Amb. Tuliameni Kalomoh
Tel: +264 61 282 2300
Fax: +264 61 306 423
Tuliameni Kalomoh (born 18 February 1948) is a Namibian diplomat who serves as Special Advisor on Foreign Affairs to the President, Prime Minister and Minister of Foreign Affairs. UN Secretary-General Kofi Annan appointed Tuliameni Kalomoh, a former Deputy Foreign Minister, as UN Assistant Secretary General for Political Affairs in April 2002. He returned to Namibia in 2007 after Annan's term in office came to an end. During his tenure at the UN Kalomoh briefed the Security Council on developments in several African trouble spots. In 2003 he headed a UN assessment team to Liberia and in 2004 he was named as UN envoy to Equatorial Guinea in the wake of a coup plot there. Kalomoh earned his UN spurs as Annan’s Special Representative to Liberia in 1997 – a period of relative calm in the country as President Charles Taylor formed his new government.

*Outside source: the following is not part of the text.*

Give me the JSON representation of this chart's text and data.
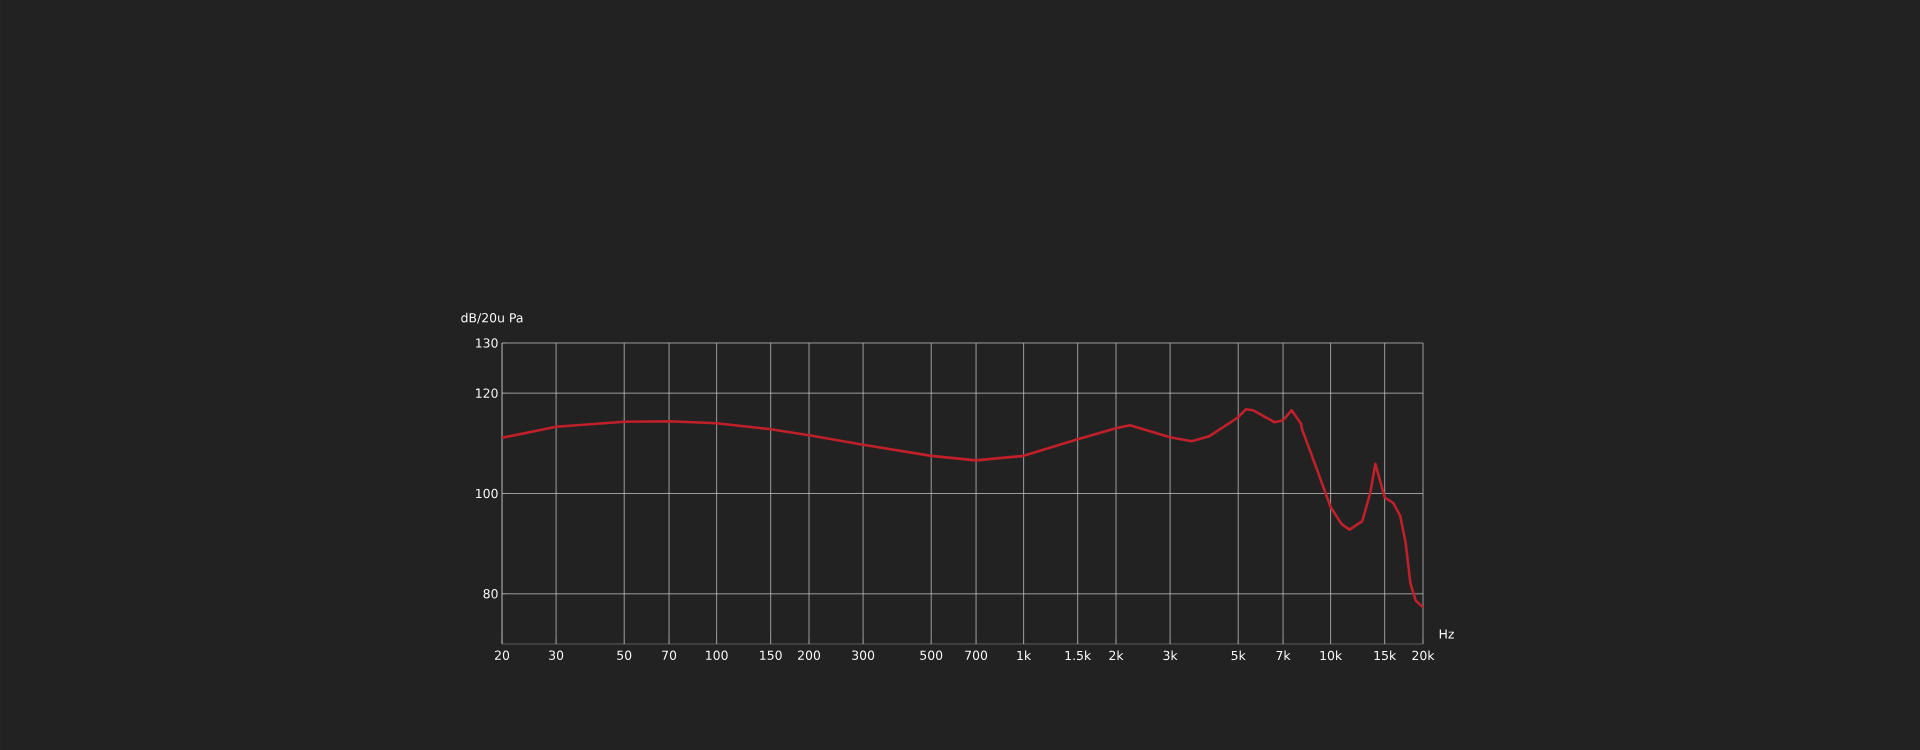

Kalomoh organised the 1997 elections.
In early 2000, when acting as Foreign Minister while Gurirab was President of the UN General Assembly, he accused the independent print media in Namibia of acting as a “fifth column” and of being sympathetic to Unita, which at the time was linked to a series of civilian deaths in the north-east. Just before his appointment to the UN in 2002, Kalomoh denied there had been rigging or intimidation during the Zimbabwean elections despite the widely held view that the vote was not free and fair. He represented Annan on several low-key UN missions to Zimbabwe in 2004 and 2005.
Kalomoh left Namibia in 1974 as part of the exodus of thousands of young Namibians who joined Swapo in exile after the Angolan border was thrown open. In 1973 he was arrested with other leading Swapo Youth League activists by the apartheid authorities and detained without charge for four months. He remained loyal to Nujoma during the upheavals of 1974-76, when several of his SYL colleagues were accused of fomenting rebellion within Swapo.